Towards a Post-Social Media Studies

Summary

This conceptual paper argues that the “social media” paradigm — built on user-generated content circulating through social graphs to form networked publics — has been hollowed out, and that digital media studies needs a corresponding paradigm shift. Törnberg and Rogers identify three interlocking dynamics dissolving the old configuration: a move from social-graph to interest-based algorithmic recommendation, generative AI flooding platforms with synthetic content, and user retreat into semi-private spaces. In its place they map three distinct “post-social” formations — algorithmic broadcasting platforms, semi-private spheres/micro-communities, and AI-mediated communication — each requiring its own concepts, methods, and normative apparatus. The intervention is diagnostic and programmatic rather than empirical, calling for a wholesale reorientation of the field.

Key Contributions

  • A “post-social media” framework that names a rupture in the organizing assumptions of two decades of digital communication scholarship.
  • A typology of three coexisting post-social formations, each analytically distinct: algorithmic broadcasting, semi-private spheres, and AI-mediated chatbot communication.
  • Conceptual vocabulary updates: replacing “networked publics” with notions like “algorithmic publics,” “imitation publics,” and the “user-spectator.”
  • A method agenda matched to each formation: flow analysis and rhythmanalysis for broadcasting platforms; ethnographic and bounded-place approaches for micro-communities; auditing and experimental designs for chatbot media.
  • A normative framing centered on epistemic fragmentation, platform power, and the erosion of shared democratic infrastructure.

Methods

The paper is a theoretical synthesis.

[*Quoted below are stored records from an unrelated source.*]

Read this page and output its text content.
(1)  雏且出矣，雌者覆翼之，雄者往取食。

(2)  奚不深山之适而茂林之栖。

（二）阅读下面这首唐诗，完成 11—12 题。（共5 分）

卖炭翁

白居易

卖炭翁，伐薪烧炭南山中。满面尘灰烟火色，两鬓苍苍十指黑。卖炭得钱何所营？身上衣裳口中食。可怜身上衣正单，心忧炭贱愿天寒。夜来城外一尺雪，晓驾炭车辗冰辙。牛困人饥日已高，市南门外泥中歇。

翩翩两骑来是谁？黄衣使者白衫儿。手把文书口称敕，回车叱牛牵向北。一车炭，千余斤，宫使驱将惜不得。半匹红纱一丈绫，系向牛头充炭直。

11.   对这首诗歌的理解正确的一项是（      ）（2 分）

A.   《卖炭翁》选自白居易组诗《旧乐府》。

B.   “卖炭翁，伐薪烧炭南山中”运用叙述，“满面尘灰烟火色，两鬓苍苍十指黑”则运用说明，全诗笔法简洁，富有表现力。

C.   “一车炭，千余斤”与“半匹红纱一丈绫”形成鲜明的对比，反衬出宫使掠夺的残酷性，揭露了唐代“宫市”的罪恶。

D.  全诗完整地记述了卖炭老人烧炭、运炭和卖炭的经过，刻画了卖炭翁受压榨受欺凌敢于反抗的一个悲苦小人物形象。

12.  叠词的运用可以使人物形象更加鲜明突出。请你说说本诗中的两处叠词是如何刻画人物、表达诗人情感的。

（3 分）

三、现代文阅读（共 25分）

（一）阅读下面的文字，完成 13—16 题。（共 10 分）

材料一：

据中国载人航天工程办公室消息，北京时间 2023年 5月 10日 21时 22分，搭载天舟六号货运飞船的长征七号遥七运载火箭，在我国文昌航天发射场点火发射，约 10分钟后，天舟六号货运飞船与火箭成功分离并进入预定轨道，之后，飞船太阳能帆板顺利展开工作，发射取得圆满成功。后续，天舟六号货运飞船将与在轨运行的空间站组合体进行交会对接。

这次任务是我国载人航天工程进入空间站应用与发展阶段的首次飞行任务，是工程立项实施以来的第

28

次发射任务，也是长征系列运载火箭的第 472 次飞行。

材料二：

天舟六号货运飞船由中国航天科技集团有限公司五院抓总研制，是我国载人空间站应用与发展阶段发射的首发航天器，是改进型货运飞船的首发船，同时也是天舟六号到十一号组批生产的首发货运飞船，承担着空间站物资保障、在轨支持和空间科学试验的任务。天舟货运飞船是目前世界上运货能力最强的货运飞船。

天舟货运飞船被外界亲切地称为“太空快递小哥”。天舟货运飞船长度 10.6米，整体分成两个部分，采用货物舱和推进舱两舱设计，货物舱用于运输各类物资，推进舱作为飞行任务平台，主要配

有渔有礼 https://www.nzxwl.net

It reconstructs the foundational social-media paradigm (networked publics, participatory culture, platformization, surveillance capitalism), then diagnoses contemporary transformations through secondary evidence — including Meta’s own FTC antitrust filings, Pew and Gallup survey data, Elon University AI usage figures, and prior empirical work on declining posting rates — and develops a comparative analysis across the three emergent formations to derive methodological implications.

Findings

  • Meta’s court-submitted data: only 7% of Instagram time and 17% of Facebook time involves content from friends/followed accounts — major platforms no longer function primarily as social networks.
  • Recommendation systems privilege passive engagement signals (watch time, dwell, completion) over active social signals (likes, shares, follows).
  • TikTok’s “For You Page” logic has driven industry-wide convergence toward algorithmic, interest-based feeds.
  • Posting and viewing on Facebook and Twitter/X fell roughly 50% between 2020 and 2024.
  • AI chatbot use (52% of US adults in 2025) now exceeds active posting on Facebook (35%), Instagram (20%), and Twitter/X (11%).
  • Synthetic content scales effectively within engagement-optimized systems, with weak platform incentives to distinguish human from AI authorship.
  • Established methods — network analysis, content analysis, API-based collection — are increasingly misaligned with post-social structures.

Connections

This piece serves as a programmatic umbrella for several adjacent strands in the register: it shares its diagnosis of declining posting and platform decay with Tornberg2025-ir and Bruns2026-yv, and its concern about AI saturating platform content with DeVerna2025-dl, Bouchaud2026-lr, and Schroeder2026-im. Its claim that chatbots constitute a new media form lacking shared texts or publics resonates with experimental and auditing work on LLM influence such as Hackenburg2025-dj and Le-Mens2025-qz, while its methodological pessimism about API-based research connects to ongoing data-access debates exemplified by Freelon2024-sc, Ohme2026-nv, and Rieder2025-ju.